March 28, 2024

Some People Have No Compunction About Stealing Elections

[Photo by Jerry Newcombe on 11-14-18 of protesters outside of Brenda Snipes’ office.] Here’s my most recent column…written last week…now immediately out of date, but still relevant as to the issues it raises:

Are Alinskyites Trying to Steal These Elections?

By Jerry Newcombe, D.Min.

11/13/18

 

Well, here we go again. Is there something in the water of Broward County that causes these post-election ballot battles? I write this as a Broward resident for some 33 years now.

Writing for The Floridian (11/12/18), Javier Manjarres notes, “Since election day, well over 60,000 ballots have been found, and when you couple that with the fact that Dr. Brenda Snipes [the Broward Supervisor of Elections] and her office were found guilty of illegally destroying ballots from the 2016 general election, the case can be made for Republicans to stick to their claims of fraud.”

Part of the controversy has to do with “provisional ballots”—ballots that apparently could not be verified. If a vote cannot be legitimately verified (for example, it does not match a legally registered voter), then by law it should be tossed out.

In a Miami Herald article (11/9/18) entitled, “Whoops! Brenda Snipes’ office mixed bad provisional ballots with good ones,” Alex Harris reports: “Broward’s elections supervisor accidentally mixed more than a dozen rejected ballots with nearly 200 valid ones, a circumstance that is unlikely to help Brenda Snipes push back against Republican allegations of incompetence.”

Furthermore, some want the votes of non-citizens to be counted. The Daily Wire (11/10/18) notes, “Lawyers for Florida Democratic gubernatorial candidate Andrew Gillum and U.S. Senate candidate Bill Nelson fought on Friday to allow a non-citizen’s vote to count in the state’s election races.”

These days, it seems that for a conservative to win an election, he or she has to win by an extra margin—to take into consideration the cheating factor.

There’s a quote attributed to Stalin: “Those who vote decide nothing. Those who count the vote decide everything.” Even if he did not say it, the atheist, Communist dictator certainly put it into practice.

In a world where God and His morality have been pushed out, where “thou shalt not steal” (including elections) is irrelevant, what is to prevent people from trying to steal elections?

The great British writer Paul Johnson produced a masterpiece in the early 1980s, Modern Times. This history of the 20th century showed how the consequences of unbelief were writ large in the previous century.

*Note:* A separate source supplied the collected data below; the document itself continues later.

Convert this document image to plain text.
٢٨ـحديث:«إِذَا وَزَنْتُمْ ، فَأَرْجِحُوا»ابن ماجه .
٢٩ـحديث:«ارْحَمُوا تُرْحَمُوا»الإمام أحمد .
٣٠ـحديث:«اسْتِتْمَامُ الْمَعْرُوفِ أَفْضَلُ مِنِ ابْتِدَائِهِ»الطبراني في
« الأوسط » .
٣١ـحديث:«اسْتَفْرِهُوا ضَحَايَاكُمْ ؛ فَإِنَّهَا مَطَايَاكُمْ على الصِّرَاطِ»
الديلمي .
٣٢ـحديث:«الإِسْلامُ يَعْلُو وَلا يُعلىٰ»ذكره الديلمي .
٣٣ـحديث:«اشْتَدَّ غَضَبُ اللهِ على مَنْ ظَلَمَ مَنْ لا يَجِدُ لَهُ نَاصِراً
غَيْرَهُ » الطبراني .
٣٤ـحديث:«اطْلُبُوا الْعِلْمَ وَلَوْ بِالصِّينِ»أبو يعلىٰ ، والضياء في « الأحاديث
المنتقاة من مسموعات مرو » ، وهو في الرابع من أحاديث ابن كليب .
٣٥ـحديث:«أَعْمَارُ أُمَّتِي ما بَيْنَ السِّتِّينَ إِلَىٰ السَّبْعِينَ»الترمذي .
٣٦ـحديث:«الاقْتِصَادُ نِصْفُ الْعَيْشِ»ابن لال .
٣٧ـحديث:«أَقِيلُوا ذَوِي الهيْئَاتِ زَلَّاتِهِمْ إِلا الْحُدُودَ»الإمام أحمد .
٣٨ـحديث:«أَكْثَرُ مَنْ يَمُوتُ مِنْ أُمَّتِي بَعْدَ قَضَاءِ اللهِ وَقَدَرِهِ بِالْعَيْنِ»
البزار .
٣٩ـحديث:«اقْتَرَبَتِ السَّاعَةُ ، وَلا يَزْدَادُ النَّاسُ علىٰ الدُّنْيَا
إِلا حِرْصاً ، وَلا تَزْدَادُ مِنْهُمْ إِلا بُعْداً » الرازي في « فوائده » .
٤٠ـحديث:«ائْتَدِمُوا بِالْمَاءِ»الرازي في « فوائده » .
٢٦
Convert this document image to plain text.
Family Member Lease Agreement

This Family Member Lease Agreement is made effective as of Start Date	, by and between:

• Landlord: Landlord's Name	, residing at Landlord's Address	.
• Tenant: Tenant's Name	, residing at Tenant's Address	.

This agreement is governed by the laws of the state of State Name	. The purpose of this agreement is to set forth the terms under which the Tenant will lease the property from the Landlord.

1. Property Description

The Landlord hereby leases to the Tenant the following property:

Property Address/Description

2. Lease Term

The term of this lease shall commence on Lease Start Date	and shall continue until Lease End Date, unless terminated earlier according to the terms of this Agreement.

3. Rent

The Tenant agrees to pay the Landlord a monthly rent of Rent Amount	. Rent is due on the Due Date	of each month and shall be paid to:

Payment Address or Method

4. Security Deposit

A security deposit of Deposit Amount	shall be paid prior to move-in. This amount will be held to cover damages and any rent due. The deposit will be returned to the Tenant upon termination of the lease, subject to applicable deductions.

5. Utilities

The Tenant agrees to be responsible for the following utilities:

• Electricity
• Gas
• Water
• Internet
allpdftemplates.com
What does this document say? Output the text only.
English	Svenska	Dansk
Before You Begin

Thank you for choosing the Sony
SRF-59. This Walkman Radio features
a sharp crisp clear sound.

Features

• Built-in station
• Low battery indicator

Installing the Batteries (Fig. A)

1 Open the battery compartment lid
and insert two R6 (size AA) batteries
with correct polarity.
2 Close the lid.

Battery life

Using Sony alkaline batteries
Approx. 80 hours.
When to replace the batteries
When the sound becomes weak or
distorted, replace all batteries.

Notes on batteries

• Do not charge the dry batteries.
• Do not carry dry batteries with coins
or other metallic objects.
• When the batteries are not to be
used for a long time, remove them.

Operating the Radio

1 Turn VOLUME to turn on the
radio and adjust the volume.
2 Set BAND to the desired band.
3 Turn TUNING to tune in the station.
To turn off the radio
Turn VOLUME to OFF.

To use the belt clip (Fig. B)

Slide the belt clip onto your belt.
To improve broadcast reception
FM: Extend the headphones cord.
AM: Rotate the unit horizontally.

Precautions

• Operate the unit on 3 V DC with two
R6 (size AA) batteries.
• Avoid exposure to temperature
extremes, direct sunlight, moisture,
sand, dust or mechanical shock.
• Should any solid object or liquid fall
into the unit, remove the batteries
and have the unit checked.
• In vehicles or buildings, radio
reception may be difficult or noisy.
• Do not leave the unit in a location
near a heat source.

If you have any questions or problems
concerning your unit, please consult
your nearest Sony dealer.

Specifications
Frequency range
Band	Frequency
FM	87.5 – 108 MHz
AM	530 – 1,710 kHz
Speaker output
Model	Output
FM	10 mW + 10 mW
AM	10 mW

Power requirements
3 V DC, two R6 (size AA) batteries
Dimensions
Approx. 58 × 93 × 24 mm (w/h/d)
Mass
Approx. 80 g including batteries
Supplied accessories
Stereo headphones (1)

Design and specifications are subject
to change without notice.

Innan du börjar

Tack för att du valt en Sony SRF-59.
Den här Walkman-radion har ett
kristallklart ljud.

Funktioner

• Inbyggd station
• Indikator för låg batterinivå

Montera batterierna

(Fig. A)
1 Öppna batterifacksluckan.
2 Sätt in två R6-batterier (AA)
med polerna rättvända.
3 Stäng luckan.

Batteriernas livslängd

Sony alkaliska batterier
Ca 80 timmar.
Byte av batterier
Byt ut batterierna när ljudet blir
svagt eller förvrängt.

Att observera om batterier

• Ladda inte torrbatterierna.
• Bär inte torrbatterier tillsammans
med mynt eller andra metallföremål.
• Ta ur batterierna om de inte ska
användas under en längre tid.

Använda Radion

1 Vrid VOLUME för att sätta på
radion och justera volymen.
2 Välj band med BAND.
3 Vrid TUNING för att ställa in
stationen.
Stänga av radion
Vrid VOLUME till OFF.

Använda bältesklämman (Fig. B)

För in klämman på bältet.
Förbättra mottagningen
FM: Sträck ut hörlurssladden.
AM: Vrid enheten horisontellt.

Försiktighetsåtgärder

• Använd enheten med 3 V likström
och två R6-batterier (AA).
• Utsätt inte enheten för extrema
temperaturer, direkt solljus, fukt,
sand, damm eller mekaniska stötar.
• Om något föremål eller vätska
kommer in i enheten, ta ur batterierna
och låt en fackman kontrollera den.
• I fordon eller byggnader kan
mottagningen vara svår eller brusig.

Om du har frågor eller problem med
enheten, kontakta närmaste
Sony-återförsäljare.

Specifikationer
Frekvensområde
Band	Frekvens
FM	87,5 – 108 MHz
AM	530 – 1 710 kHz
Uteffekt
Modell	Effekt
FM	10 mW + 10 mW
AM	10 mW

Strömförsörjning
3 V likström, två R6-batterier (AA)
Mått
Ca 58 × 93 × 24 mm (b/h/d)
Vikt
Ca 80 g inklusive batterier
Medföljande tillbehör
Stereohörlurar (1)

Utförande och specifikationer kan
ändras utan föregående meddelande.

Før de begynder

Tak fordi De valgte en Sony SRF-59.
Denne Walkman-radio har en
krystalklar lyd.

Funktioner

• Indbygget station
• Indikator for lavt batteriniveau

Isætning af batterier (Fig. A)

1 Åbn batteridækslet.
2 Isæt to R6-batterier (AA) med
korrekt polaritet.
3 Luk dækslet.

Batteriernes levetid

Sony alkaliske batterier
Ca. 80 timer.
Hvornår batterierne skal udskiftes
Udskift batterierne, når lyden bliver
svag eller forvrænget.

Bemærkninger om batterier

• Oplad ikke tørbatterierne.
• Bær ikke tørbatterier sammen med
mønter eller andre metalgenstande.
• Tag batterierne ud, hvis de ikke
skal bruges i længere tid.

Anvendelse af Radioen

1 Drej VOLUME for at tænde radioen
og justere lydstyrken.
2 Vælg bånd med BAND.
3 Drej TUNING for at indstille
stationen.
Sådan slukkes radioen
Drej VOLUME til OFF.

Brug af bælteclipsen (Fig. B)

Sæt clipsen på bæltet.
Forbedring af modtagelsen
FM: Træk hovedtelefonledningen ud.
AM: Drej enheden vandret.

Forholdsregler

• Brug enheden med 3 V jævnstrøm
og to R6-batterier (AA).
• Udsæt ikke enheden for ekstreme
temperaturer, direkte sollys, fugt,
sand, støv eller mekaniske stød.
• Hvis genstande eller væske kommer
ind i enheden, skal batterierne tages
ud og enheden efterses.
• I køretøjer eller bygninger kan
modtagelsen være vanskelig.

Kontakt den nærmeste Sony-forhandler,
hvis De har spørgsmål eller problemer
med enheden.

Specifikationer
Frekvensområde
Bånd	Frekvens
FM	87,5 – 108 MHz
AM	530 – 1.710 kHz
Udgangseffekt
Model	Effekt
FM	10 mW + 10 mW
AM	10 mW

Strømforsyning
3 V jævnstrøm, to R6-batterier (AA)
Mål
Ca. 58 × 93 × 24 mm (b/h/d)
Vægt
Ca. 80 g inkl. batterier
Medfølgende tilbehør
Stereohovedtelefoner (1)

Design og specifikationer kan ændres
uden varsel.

Johnson observes: “Friedrich Nietzsche…wrote in 1886: ‘The greatest event of recent times—that “God is dead,” that the belief in the Christian God is no longer tenable—is beginning to cast its first shadows over Europe.’ Among the advanced races, the decline and ultimately the collapse of the religious impulse would leave a huge vacuum. The history of modern times is in great part the history of how that vacuum had been filled.”

Johnson goes on to spell out the consequences of moral relativity: “The end of the old order, with an unguided world adrift in a relativistic universe, was a summons to such gangster-statesmen [as Stalin] to emerge. They were not slow to make their appearance.”

I’ve written before about the nefarious influence of Saul Alinsky, the radical leader and community organizer from Chicago. He died in 1972, but his ideas are anything but dead.

Alinsky saw himself as a new Machiavelli—only Machiavelli (1469-1527) was working for the “haves,” whereas Alinsky saw himself as working for the “have nots.”

Machiavelli said, “…a wise ruler cannot and should not keep his word when doing so is to his disadvantage…since men are wicked and will not keep faith with you, you need not keep faith with them. But it is essential to know how to conceal how crafty one is, to know how to be a clever counterfeit and hypocrite.”

Likewise, Alinsky stated, “All values and factors are relative….An organizer working in and for an open society is in an ideological dilemma. To begin with, he does not have a fixed truth—truth to him is relative and changing: everything to him is relative and changing. He is a political relativist.”

Author and speaker Bill Federer once said that Alinsky’s philosophy was that, in pursuit of an agenda he deemed good, “any means necessary to get there is okay—lying, voter fraud, intimidation, bribery, threats—anything.”

Of course, if more conservative Christians show up each time and vote their biblical values, these kinds of razor thin margins that allow for cheating could be eliminated.

Dr. D. James Kennedy underscored the need for Christian involvement in the political process—at the very least by voting: “A Christian once said to me, ‘You don’t really believe that Christians should get active in politics do you?’ And I said, with tongue in cheek, ‘Why, of course not, we ought to leave it to the atheists, otherwise, we wouldn’t have anything to complain about. And we’d really rather complain than do something, wouldn’t we?’”

William Penn warned us, “Those who will not be governed by God will be ruled by tyrants.”